I've loved the Pembrokeshire coast line since I was a small child and I think the Dale peninsula is especially beautiful and unspolit with hardly any commercial activity apart from the shop in Dale itself. It was also time to introduce Jeremy to the area, although he is no stranger to Pembrokeshire, having spent a lot of time as a child further East at Wiseman's Bridge, where he and his brother Steve had a lot of fun sailing in their father's clinker built Twinkle 10 dinghy.
The circuit of the peninsula using the Pembrokeshire Coast Path and entirely in the National Park area is around six and a half miles. We started in Dale walking past The Griffin Inn and Dale Yacht Club up the thickly wooded lane that hugs the coast, taking in a lovely view of Jubilee bobbing on the mooring from near Dale Fort.Then on around to the wood framed Castle Beach Bay and the sheltered sands of Watwick Cove.
A strong historical atmosphere in Mill Bay where Henry Tudor landed in 1485 with his troops from Brittany before the Battle of Bosworth, and then onto the cluster of Coast Guard houses and the Light House at St Ann's Head, wondering at the rock amazing formation in Cobblers Hole and looking down the scary and aptly named Vommit Hole. From then on the coast gets far more rugged as you face the open sea and we faced a bracing, cutting Atlantic wind and rain at Welshman's Bay and then ultimately West Dale from where you also get a view across the peninsula's waist to Dale Castle and Dale village, the relatively sheltered waterway of Dale Roads and Milford Haven and the Cleddau bridges beyond.
The next day was no better in terms of wind, in fact it was even stronger.
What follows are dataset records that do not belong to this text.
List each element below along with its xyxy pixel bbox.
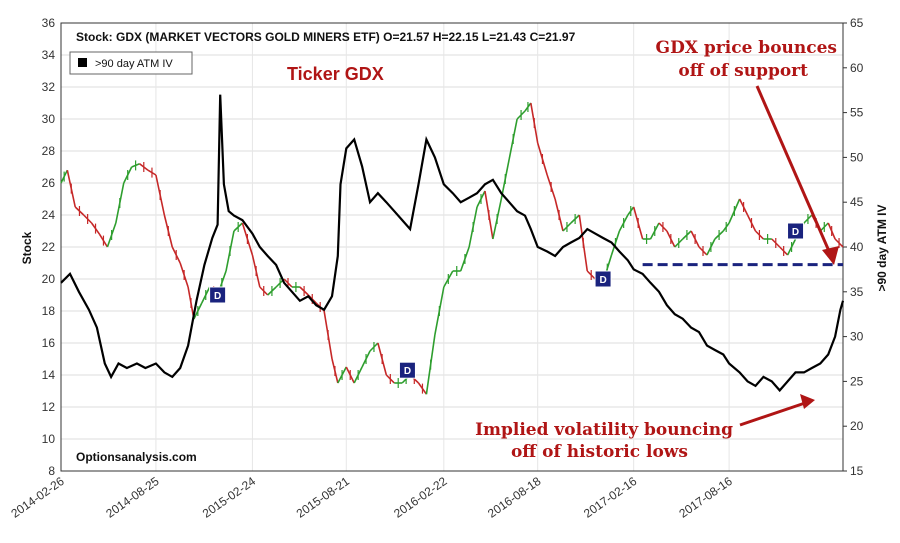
dividend-marker-label: D bbox=[599, 275, 606, 286]
left-tick-label: 28 bbox=[42, 144, 56, 158]
support-annotation-line2: off of support bbox=[678, 61, 808, 81]
right-tick-label: 35 bbox=[850, 285, 864, 299]
iv-annotation-line2: off of historic lows bbox=[511, 442, 688, 462]
dividend-marker-label: D bbox=[404, 366, 411, 377]
dividend-marker bbox=[398, 361, 416, 379]
iv-arrowhead bbox=[800, 394, 815, 409]
dividend-marker bbox=[209, 286, 227, 304]
iv-arrow-line bbox=[739, 400, 809, 427]
left-tick-label: 22 bbox=[42, 240, 56, 254]
legend-box bbox=[69, 51, 193, 75]
left-tick-label: 24 bbox=[42, 208, 56, 222]
dividend-marker bbox=[787, 222, 805, 240]
source-label: Optionsanalysis.com bbox=[76, 450, 197, 464]
dividend-marker-label: D bbox=[792, 227, 799, 238]
dividend-markers: D D D D bbox=[209, 222, 805, 379]
left-tick-label: 34 bbox=[42, 48, 56, 62]
support-annotation-line1: GDX price bounces bbox=[656, 38, 837, 58]
left-tick-label: 18 bbox=[42, 304, 56, 318]
left-tick-label: 12 bbox=[42, 400, 56, 414]
support-arrowhead bbox=[822, 246, 839, 265]
iv-annotation-line1: Implied volatility bouncing bbox=[475, 420, 733, 440]
support-arrow-line bbox=[755, 85, 834, 259]
right-tick-label: 60 bbox=[850, 61, 864, 75]
dividend-marker bbox=[594, 270, 612, 288]
left-axis-title: Stock bbox=[20, 231, 34, 264]
legend-swatch bbox=[78, 58, 87, 67]
iv-series-line bbox=[60, 94, 845, 393]
left-axis: 8 10 12 14 16 18 20 22 24 26 28 30 32 34 36 bbox=[42, 16, 56, 478]
right-tick-label: 45 bbox=[850, 195, 864, 209]
right-tick-label: 25 bbox=[850, 374, 864, 388]
left-tick-label: 32 bbox=[42, 80, 56, 94]
right-axis-title: >90 day ATM IV bbox=[875, 204, 889, 291]
right-tick-label: 50 bbox=[850, 150, 864, 164]
left-tick-label: 20 bbox=[42, 272, 56, 286]
right-tick-label: 20 bbox=[850, 419, 864, 433]
dividend-marker-label: D bbox=[214, 291, 221, 302]
right-tick-label: 40 bbox=[850, 240, 864, 254]
left-tick-label: 30 bbox=[42, 112, 56, 126]
left-tick-label: 16 bbox=[42, 336, 56, 350]
right-tick-label: 30 bbox=[850, 330, 864, 344]
legend-label: >90 day ATM IV bbox=[95, 58, 173, 70]
left-tick-label: 8 bbox=[48, 464, 55, 478]
left-tick-label: 26 bbox=[42, 176, 56, 190]
ticker-annotation: Ticker GDX bbox=[287, 64, 384, 84]
left-tick-label: 36 bbox=[42, 16, 56, 30]
chart-header: Stock: GDX (MARKET VECTORS GOLD MINERS E… bbox=[76, 30, 576, 44]
right-tick-label: 65 bbox=[850, 16, 864, 30]
right-tick-label: 55 bbox=[850, 106, 864, 120]
right-tick-label: 15 bbox=[850, 464, 864, 478]
right-axis: 15 20 25 30 35 40 45 50 55 60 65 bbox=[843, 16, 864, 478]
left-tick-label: 10 bbox=[42, 432, 56, 446]
left-tick-label: 14 bbox=[42, 368, 56, 382]
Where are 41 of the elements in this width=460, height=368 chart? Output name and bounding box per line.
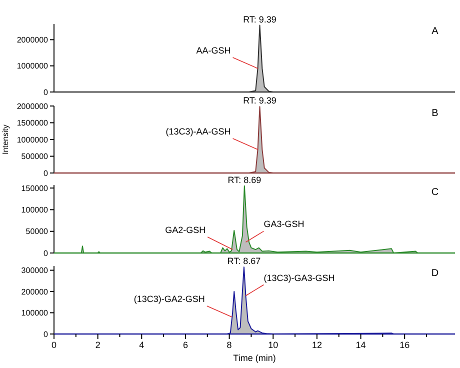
x-tick-label: 14 (356, 340, 366, 350)
y-tick-label: 200000 (21, 287, 49, 296)
annotation: GA3-GSH (264, 219, 304, 230)
annotation: (13C3)-AA-GSH (166, 126, 231, 137)
y-tick-label: 300000 (21, 266, 49, 276)
x-tick-label: 2 (95, 340, 100, 350)
y-axis-title: Intensity (1, 124, 10, 154)
chart-title: B (432, 108, 439, 119)
y-tick-label: 0 (44, 88, 49, 97)
chart-title: A (432, 26, 439, 37)
y-tick-label: 1500000 (16, 118, 49, 128)
y-tick-label: 1000000 (16, 62, 49, 71)
chart-title: D (431, 268, 439, 279)
y-tick-label: 500000 (21, 152, 49, 162)
y-tick-label: 100000 (21, 308, 49, 318)
annotation: RT: 8.67 (227, 256, 261, 266)
annotation: RT: 8.69 (228, 174, 262, 185)
x-tick-label: 6 (182, 340, 188, 350)
y-tick-label: 50000 (26, 227, 49, 236)
annotation: RT: 9.39 (243, 96, 276, 106)
annotation: GA2-GSH (165, 225, 206, 235)
chart-title: C (431, 187, 439, 198)
x-axis-title: Time (min) (233, 353, 276, 363)
x-tick-label: 10 (268, 340, 278, 350)
x-tick-label: 4 (139, 340, 144, 350)
annotation: RT: 9.39 (243, 14, 276, 24)
annotation: (13C3)-GA3-GSH (264, 272, 335, 283)
y-tick-label: 2000000 (16, 102, 49, 111)
x-tick-label: 12 (312, 340, 322, 350)
y-tick-label: 1000000 (16, 135, 49, 144)
y-tick-label: 2000000 (16, 35, 49, 44)
y-tick-label: 0 (44, 330, 49, 339)
y-tick-label: 100000 (21, 205, 49, 214)
y-tick-label: 150000 (21, 184, 49, 193)
annotation: (13C3)-GA2-GSH (134, 294, 205, 304)
x-tick-label: 8 (226, 340, 232, 350)
annotation: AA-GSH (196, 45, 231, 56)
x-tick-label: 0 (51, 340, 57, 350)
y-tick-label: 0 (44, 248, 49, 258)
x-tick-label: 16 (400, 340, 410, 350)
y-tick-label: 0 (44, 168, 49, 178)
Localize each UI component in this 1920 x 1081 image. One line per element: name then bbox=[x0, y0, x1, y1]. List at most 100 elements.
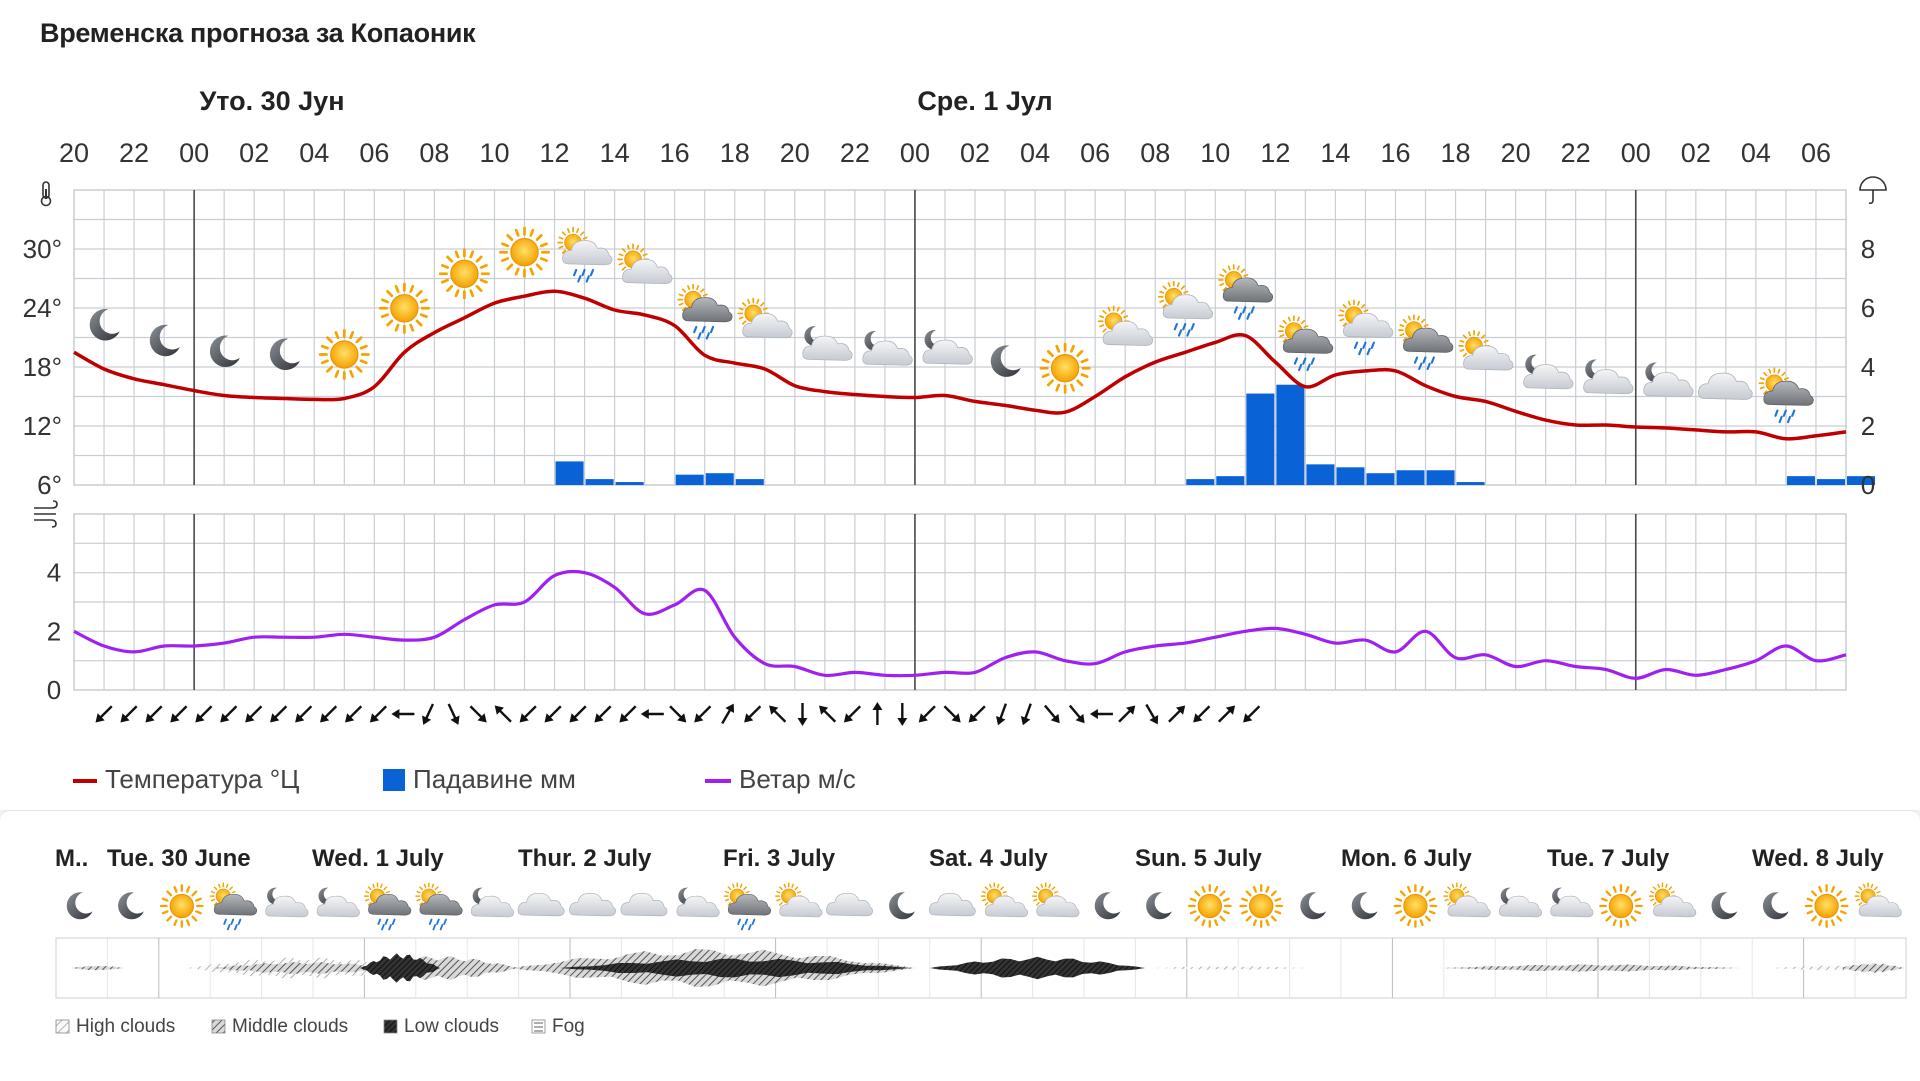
temperature-line bbox=[73, 289, 1847, 441]
wind-arrow-icon bbox=[391, 709, 415, 719]
legend-wind-swatch bbox=[705, 779, 731, 783]
temperature-tick: 12° bbox=[23, 411, 62, 441]
cloud-rain-icon bbox=[365, 883, 411, 929]
cloud-legend-label: Low clouds bbox=[404, 1016, 499, 1037]
legend-precipitation-label: Падавине мм bbox=[413, 764, 576, 794]
precipitation-bar bbox=[1306, 464, 1335, 485]
chart-grid bbox=[73, 189, 1847, 691]
sun-icon bbox=[438, 248, 490, 300]
wind-arrow-icon bbox=[220, 705, 238, 723]
cloud-rain-icon bbox=[416, 883, 462, 929]
wind-arrow-icon bbox=[744, 705, 762, 723]
moon-icon bbox=[889, 892, 915, 920]
cloud-icon bbox=[569, 892, 616, 917]
moon-cloud-icon bbox=[1551, 888, 1593, 917]
moon-icon bbox=[66, 892, 93, 920]
hour-label: 18 bbox=[720, 138, 750, 168]
legend-temperature-label: Температура °Ц bbox=[105, 764, 300, 794]
sun-icon bbox=[378, 282, 430, 334]
cloud-legend-item: Fog bbox=[531, 1016, 585, 1037]
cloud-legend-label: Fog bbox=[552, 1016, 585, 1037]
sun-cloud-icon bbox=[1855, 883, 1901, 917]
moon-cloud-icon bbox=[266, 888, 308, 917]
hour-label: 04 bbox=[299, 138, 329, 168]
wind-arrow-icon bbox=[619, 705, 637, 723]
cloud-legend-swatch bbox=[55, 1019, 70, 1034]
wind-arrow-icon bbox=[918, 705, 936, 723]
sun-icon bbox=[1804, 884, 1849, 928]
hour-label: 22 bbox=[119, 138, 149, 168]
precipitation-bars bbox=[555, 384, 1876, 485]
precipitation-tick: 0 bbox=[1861, 470, 1875, 500]
hour-label: 06 bbox=[1801, 138, 1831, 168]
cloud-layer-shape bbox=[1150, 966, 1310, 970]
cloud-icon bbox=[826, 892, 873, 917]
wind-arrow-icon bbox=[1193, 705, 1211, 723]
cloud-legend: High clouds Middle clouds Low clouds Fog bbox=[55, 1016, 585, 1037]
sun-icon bbox=[1187, 884, 1232, 928]
cloud-legend-item: High clouds bbox=[55, 1016, 175, 1037]
hour-label: 22 bbox=[840, 138, 870, 168]
wind-arrow-icon bbox=[519, 705, 537, 723]
bottom-day-label: M.. bbox=[55, 845, 89, 872]
sun-cloud-icon bbox=[776, 883, 822, 917]
hour-label: 10 bbox=[479, 138, 509, 168]
umbrella-icon bbox=[1859, 176, 1887, 204]
wind-arrow-icon bbox=[245, 705, 263, 723]
cloud-legend-label: Middle clouds bbox=[232, 1016, 348, 1037]
wind-arrow-icon bbox=[1020, 703, 1032, 726]
hour-label: 20 bbox=[59, 138, 89, 168]
wind-arrow-icon bbox=[494, 705, 512, 723]
wind-arrow-icon bbox=[320, 705, 338, 723]
wind-arrow-icon bbox=[95, 705, 113, 723]
wind-arrow-icon bbox=[1044, 704, 1060, 724]
hour-label: 12 bbox=[540, 138, 570, 168]
cloud-rain-icon bbox=[724, 883, 770, 929]
wind-icon bbox=[34, 500, 58, 528]
cloud-legend-swatch bbox=[211, 1019, 226, 1034]
wind-arrow-icon bbox=[1145, 703, 1159, 725]
sun-icon bbox=[1039, 342, 1091, 394]
hour-label: 08 bbox=[419, 138, 449, 168]
cloud-legend-swatch bbox=[383, 1019, 398, 1034]
precipitation-bar bbox=[1847, 476, 1876, 485]
moon-cloud-icon bbox=[677, 888, 719, 917]
moon-icon bbox=[1762, 892, 1789, 920]
chart-lines bbox=[73, 289, 1847, 680]
sun-icon bbox=[1393, 884, 1438, 928]
cloud-legend-label: High clouds bbox=[76, 1016, 175, 1037]
hour-label: 12 bbox=[1260, 138, 1290, 168]
wind-arrow-icon bbox=[469, 705, 487, 723]
cloud-layer-shape bbox=[210, 962, 400, 974]
cloud-layer-shape bbox=[70, 965, 125, 971]
temperature-tick: 24° bbox=[23, 293, 62, 323]
clouds-strip: High clouds Middle clouds Low clouds Fog bbox=[55, 810, 1907, 1037]
sun-icon bbox=[318, 328, 370, 381]
cloud-rain-icon bbox=[210, 883, 256, 929]
precipitation-bar bbox=[555, 461, 584, 485]
wind-arrow-icon bbox=[968, 705, 986, 723]
precipitation-bar bbox=[585, 479, 614, 485]
precipitation-bar bbox=[1186, 479, 1215, 485]
precipitation-bar bbox=[1246, 393, 1275, 485]
moon-icon bbox=[1300, 892, 1327, 920]
wind-direction-row bbox=[95, 702, 1261, 726]
hour-label: 10 bbox=[1200, 138, 1230, 168]
wind-arrow-icon bbox=[1243, 705, 1261, 723]
cloud-layers-strip bbox=[55, 937, 1907, 999]
precipitation-bar bbox=[1366, 473, 1395, 485]
hour-label: 14 bbox=[600, 138, 630, 168]
wind-arrow-icon bbox=[1068, 704, 1085, 724]
moon-icon bbox=[1351, 892, 1378, 920]
precipitation-bar bbox=[1456, 482, 1485, 485]
hour-label: 16 bbox=[1380, 138, 1410, 168]
hour-label: 04 bbox=[1741, 138, 1771, 168]
wind-arrow-icon bbox=[769, 705, 787, 723]
wind-arrow-icon bbox=[943, 705, 961, 723]
wind-arrow-icon bbox=[145, 705, 163, 723]
hour-label: 00 bbox=[900, 138, 930, 168]
hour-label: 02 bbox=[239, 138, 269, 168]
cloud-icon bbox=[517, 892, 565, 917]
wind-arrow-icon bbox=[843, 705, 862, 723]
precipitation-bar bbox=[1816, 479, 1845, 485]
So walking boots on again and piling the dogs in the camper van we trundled the few miles over to Martin's Haven for another great walk around the wild and stunningly rugged Deer Park opposite Skomer Island where the BBC were currently filming the Puffins for their Spring Watch programme. I don't think I could ever tire of the heart stoppingly beautiful views from here towards Skomer, Skokholm and Grassholm islands and across St Brides Bay to St Davids. We spent a happy hour in the middle of our walk sitting in a sheltered hollow in the cliffs with our flask of coffee looking out to a white capped sea with swooping sea birds.